Renewable Realities: The Good, The Bad and The Ugly in Renewable Energy's Rise
Dan Arvizu, director, National Renewable Energy Laboratory
Moderated by Jeffrey Ball, scholar-in-residence, Steyer-Taylor Center for Energy Policy and Finance
Monday, November 10, 2014 | 04:15 PM - 05:15 PM | NVIDIA Auditorium, Jen-Hsun Huang Engineering Center | Free and Open to All
Dan E. Arvizu became the eighth Director of the U.S. Department of Energy's National Renewable Energy Laboratory (NREL) on January 15, 2005. NREL is the Department of Energy's primary laboratory for energy efficiency and renewable energy research and development. NREL is operated for DOE by Alliance for Sustainable Energy, LLC (Alliance). Dr. Arvizu is President of Alliance and also is an Executive Vice President with the MRIGlobal, headquartered in Kansas City, Missouri. Prior to joining NREL, Dr. Arvizu was the chief technology officer with CH2M HILL Companies, Ltd. Before joining CH2M he was an executive with Sandia National Laboratories in Albuquerque, New Mexico. He started his career and spent four years at the AT&T Bell Telephone Laboratories. In 2011, Dr. Arvizu was appointed by President Obama to a second six-year term on the National Science Board, the governing board of the National Science Foundation and the national science policy advisory body to the President and the Congress. He is presently serving as Chairman. Dr. Arvizu serves on a number of boards, panels and advisory committees including the American Council on Renewable Energy Advisory Board, the Singapore International Advisory Panel on Energy, the Colorado Renewable Energy Authority Board of Directors, and the Stanford Precourt Institute for Energy Advisory Council. He is Fellow of the National Academy of Public Administration and was recently elected to the National Academy of Engineering. He has a Bachelors of Science in Mechanical Engineering from New Mexico State University and a Master of Science and Ph.D. in Mechanical Engineering from Stanford University.
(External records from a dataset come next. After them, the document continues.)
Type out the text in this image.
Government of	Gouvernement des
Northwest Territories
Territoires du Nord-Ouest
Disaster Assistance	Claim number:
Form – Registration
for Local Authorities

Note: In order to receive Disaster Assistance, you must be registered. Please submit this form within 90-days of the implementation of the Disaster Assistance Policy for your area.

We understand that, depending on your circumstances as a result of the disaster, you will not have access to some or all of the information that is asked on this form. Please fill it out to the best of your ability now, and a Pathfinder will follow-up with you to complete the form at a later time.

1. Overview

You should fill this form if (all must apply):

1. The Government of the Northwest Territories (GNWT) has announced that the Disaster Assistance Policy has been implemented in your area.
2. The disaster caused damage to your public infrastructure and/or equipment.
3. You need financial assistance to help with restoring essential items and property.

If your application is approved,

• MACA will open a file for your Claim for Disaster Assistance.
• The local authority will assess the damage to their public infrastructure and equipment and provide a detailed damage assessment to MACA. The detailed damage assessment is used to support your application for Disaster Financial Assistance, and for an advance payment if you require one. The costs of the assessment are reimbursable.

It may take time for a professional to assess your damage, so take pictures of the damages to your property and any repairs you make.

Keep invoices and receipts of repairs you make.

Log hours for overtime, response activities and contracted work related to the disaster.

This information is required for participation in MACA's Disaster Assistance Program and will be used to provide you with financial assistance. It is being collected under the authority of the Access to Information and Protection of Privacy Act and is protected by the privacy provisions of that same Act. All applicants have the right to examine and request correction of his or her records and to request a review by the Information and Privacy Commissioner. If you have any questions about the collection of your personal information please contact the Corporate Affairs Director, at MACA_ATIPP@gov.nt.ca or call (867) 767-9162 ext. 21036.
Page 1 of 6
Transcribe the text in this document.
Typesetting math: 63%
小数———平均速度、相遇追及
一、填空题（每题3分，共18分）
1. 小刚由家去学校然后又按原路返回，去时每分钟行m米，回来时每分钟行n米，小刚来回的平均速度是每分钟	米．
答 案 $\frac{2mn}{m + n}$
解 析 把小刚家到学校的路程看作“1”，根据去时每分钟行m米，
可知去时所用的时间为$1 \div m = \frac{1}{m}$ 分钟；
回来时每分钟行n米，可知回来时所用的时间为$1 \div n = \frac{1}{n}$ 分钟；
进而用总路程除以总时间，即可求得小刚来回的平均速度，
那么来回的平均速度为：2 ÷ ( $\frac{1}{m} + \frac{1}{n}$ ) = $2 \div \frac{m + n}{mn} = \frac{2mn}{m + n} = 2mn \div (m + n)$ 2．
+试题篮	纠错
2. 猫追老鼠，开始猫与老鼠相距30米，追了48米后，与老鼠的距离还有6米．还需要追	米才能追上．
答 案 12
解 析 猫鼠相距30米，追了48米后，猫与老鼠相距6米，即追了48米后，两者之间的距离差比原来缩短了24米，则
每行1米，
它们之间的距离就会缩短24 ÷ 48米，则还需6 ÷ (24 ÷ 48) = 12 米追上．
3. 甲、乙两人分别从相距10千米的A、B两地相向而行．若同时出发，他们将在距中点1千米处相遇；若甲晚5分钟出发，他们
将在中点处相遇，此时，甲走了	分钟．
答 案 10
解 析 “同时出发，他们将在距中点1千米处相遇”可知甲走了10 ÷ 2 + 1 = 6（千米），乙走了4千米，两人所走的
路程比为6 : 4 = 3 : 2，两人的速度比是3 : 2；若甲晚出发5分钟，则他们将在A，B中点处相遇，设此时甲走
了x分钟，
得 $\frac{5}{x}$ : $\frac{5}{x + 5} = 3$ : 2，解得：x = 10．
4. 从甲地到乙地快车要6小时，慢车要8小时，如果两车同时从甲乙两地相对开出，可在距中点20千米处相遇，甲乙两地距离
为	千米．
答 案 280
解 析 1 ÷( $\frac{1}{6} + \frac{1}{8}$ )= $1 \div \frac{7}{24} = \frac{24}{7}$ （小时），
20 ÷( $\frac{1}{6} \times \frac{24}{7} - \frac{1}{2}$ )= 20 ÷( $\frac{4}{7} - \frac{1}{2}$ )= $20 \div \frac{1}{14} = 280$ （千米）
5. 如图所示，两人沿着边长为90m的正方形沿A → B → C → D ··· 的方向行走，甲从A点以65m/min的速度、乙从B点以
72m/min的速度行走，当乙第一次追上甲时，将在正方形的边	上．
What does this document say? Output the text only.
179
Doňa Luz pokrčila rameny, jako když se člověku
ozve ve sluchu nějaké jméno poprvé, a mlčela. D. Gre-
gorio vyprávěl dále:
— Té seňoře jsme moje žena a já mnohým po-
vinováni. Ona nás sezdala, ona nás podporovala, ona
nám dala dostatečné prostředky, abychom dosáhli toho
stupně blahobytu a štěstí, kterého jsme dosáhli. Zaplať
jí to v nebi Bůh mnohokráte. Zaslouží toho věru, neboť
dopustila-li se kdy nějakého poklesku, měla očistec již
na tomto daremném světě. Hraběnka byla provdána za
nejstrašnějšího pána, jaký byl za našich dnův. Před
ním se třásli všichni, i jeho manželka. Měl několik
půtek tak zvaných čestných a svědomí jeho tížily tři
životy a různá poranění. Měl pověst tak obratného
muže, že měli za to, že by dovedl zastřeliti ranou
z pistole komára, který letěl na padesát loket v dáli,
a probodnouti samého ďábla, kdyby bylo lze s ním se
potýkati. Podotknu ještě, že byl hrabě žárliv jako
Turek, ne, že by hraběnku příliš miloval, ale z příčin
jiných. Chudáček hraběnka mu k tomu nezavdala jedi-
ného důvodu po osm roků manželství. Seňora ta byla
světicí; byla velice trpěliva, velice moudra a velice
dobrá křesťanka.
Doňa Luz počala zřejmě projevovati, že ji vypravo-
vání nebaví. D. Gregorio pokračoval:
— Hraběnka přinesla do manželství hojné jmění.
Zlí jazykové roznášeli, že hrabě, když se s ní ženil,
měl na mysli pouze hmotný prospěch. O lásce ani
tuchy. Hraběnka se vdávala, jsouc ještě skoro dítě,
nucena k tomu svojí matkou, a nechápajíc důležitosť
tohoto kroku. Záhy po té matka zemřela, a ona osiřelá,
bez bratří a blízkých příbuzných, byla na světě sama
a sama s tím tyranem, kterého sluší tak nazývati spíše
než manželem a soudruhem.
Jeffrey Ball, a writer on energy and the environment, is scholar-in-residence at Stanford University’s Steyer-Taylor Center for Energy Policy and Finance. At Stanford’s Steyer-Taylor Center, a joint initiative of the university’s law and business schools, Ball heads a project exploring how China and the U.S. might deploy clean-energy capital more efficiently if each one played more strategically to its economic strengths. The project focuses on the solar-energy industry, the subject of a law-school public-policy practicum that Ball has co-taught. In 2013, he conceived of and moderated a five-part series of public discussions at Stanford, called Rising Power, on China’s energy business and its global implications.